Im heise resale Preisradar ist der durchschnittliche Angebotspreis im Onlinehandel gegenüber der Vorwoche um 3,5 Prozent auf nicht ganz 143 Euro gefallen (brutto). Im Vergleich zur KW 22 Anfang Juni entspricht dies einem Minus von rund fünf Prozent. Im Ranking führen weiterhin Intels i5-3570K (208,90 Euro) und i5-3450 (174,48 Euro), gefolgt von den beiden AMD-Chips Phenom II X4 965 Black Edition (88,69 Euro) sowie FX-8150 (172,80 Euro).

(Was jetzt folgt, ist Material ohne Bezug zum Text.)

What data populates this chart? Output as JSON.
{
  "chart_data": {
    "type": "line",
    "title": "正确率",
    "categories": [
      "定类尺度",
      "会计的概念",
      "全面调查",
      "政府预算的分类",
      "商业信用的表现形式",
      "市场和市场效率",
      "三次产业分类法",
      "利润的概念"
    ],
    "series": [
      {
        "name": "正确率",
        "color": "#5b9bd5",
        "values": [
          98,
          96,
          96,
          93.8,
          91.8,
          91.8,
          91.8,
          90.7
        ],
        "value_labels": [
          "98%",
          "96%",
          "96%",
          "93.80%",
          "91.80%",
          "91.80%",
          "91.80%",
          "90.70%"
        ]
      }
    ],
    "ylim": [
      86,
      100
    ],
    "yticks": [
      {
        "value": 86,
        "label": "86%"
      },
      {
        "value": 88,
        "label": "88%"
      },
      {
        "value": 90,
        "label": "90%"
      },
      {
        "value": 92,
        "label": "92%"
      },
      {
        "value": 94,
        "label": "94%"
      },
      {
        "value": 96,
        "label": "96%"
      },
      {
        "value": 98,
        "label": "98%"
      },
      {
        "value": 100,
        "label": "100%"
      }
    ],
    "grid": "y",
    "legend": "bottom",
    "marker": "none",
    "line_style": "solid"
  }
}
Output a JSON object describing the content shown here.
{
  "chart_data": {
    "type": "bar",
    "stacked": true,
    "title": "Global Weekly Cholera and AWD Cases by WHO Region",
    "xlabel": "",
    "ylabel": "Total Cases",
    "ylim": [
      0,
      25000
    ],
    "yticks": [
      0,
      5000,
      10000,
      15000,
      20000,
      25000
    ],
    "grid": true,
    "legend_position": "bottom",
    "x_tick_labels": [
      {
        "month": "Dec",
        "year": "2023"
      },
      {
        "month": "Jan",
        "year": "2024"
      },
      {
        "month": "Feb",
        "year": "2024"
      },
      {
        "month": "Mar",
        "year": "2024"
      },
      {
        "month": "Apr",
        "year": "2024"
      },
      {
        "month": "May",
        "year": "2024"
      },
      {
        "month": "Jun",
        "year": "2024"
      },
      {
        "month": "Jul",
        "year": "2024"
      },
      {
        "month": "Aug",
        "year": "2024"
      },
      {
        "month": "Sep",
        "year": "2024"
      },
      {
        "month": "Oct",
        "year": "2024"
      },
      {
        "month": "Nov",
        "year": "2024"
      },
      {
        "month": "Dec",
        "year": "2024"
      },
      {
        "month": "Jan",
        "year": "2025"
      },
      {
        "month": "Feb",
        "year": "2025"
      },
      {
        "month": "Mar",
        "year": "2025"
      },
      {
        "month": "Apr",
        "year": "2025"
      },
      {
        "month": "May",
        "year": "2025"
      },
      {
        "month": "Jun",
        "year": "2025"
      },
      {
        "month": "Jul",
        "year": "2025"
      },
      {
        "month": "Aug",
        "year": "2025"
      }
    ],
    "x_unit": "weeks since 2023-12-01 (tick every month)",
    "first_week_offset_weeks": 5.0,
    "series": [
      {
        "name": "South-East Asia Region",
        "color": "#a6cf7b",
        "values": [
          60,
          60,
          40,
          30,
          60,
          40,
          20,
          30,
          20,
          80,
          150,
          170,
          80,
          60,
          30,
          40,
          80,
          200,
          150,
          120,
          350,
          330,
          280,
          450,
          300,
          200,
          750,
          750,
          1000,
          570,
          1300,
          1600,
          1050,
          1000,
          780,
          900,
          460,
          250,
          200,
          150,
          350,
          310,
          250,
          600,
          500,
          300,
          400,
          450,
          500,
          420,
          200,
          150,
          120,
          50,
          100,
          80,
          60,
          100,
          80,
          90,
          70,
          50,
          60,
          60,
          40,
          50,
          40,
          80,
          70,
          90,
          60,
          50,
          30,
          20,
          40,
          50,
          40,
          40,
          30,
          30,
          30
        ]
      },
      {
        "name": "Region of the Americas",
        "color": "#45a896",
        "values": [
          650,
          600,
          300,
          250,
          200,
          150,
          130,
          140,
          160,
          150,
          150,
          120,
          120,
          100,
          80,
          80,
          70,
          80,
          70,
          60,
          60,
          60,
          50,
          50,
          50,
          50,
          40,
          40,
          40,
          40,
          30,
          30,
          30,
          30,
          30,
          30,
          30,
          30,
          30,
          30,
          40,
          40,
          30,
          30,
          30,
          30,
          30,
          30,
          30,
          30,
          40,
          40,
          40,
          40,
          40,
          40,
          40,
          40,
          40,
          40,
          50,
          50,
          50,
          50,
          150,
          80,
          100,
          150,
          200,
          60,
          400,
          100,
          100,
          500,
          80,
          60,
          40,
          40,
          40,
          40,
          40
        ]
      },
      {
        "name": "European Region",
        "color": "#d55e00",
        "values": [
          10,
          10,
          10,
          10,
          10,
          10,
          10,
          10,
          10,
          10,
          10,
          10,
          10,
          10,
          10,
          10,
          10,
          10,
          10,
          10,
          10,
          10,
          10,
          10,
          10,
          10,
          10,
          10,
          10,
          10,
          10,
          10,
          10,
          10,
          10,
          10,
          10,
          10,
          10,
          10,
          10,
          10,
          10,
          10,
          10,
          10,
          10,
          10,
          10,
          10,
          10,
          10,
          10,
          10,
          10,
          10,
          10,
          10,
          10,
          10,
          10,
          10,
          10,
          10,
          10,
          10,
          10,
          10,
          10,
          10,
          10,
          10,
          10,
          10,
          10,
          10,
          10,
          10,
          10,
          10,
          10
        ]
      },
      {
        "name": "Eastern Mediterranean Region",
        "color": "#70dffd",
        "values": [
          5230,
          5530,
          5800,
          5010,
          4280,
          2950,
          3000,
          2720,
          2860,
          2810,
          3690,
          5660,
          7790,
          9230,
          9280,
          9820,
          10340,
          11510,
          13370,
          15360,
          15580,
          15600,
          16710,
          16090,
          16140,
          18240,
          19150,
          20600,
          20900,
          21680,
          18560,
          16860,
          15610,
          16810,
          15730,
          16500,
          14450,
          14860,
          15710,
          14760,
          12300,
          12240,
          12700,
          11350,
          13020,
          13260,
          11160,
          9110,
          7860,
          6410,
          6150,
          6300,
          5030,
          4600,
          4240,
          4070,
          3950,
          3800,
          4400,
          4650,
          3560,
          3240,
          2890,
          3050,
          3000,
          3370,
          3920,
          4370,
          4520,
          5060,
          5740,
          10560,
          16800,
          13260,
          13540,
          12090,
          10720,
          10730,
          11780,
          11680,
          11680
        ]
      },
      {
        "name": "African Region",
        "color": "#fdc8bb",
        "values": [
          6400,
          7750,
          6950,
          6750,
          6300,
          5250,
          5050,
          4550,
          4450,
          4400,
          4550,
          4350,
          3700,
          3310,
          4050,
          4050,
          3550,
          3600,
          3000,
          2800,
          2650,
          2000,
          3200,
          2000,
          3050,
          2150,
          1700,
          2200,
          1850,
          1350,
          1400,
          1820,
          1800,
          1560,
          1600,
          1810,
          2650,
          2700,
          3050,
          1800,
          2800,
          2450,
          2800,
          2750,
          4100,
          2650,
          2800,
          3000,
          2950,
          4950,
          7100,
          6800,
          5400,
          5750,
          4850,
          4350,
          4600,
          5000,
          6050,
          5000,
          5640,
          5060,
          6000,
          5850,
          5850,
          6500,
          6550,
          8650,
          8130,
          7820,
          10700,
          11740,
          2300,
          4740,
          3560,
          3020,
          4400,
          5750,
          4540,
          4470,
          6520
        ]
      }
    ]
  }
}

Das aktuelle Sommerloch wäre eigentlich ein Indiz für sinkende HEKs, darauf spekulieren sollten Reseller allerdings nicht. "Durch die Wechselkurs-Entwicklung müssen Händler und Endverbraucher weiterhin mit steigenden Preisen rechnen", warnt Wave-Manager Harbach. "Aufgrunddessen und der Entwicklung auf dem Finanz- und Arbeitsmarkt gehe ich von einer gedämpften Nachfrage für das laufende Quartal aus. Das Erscheinen neuer Produkte, wie Windows 8, Intels Ivy-Bridge i3-CPUs und AMDs Bulldozer-Nachfolger im vierten Quartal wird meines Erachtens auch keine größeren Kaufimpulse auslösen." (map)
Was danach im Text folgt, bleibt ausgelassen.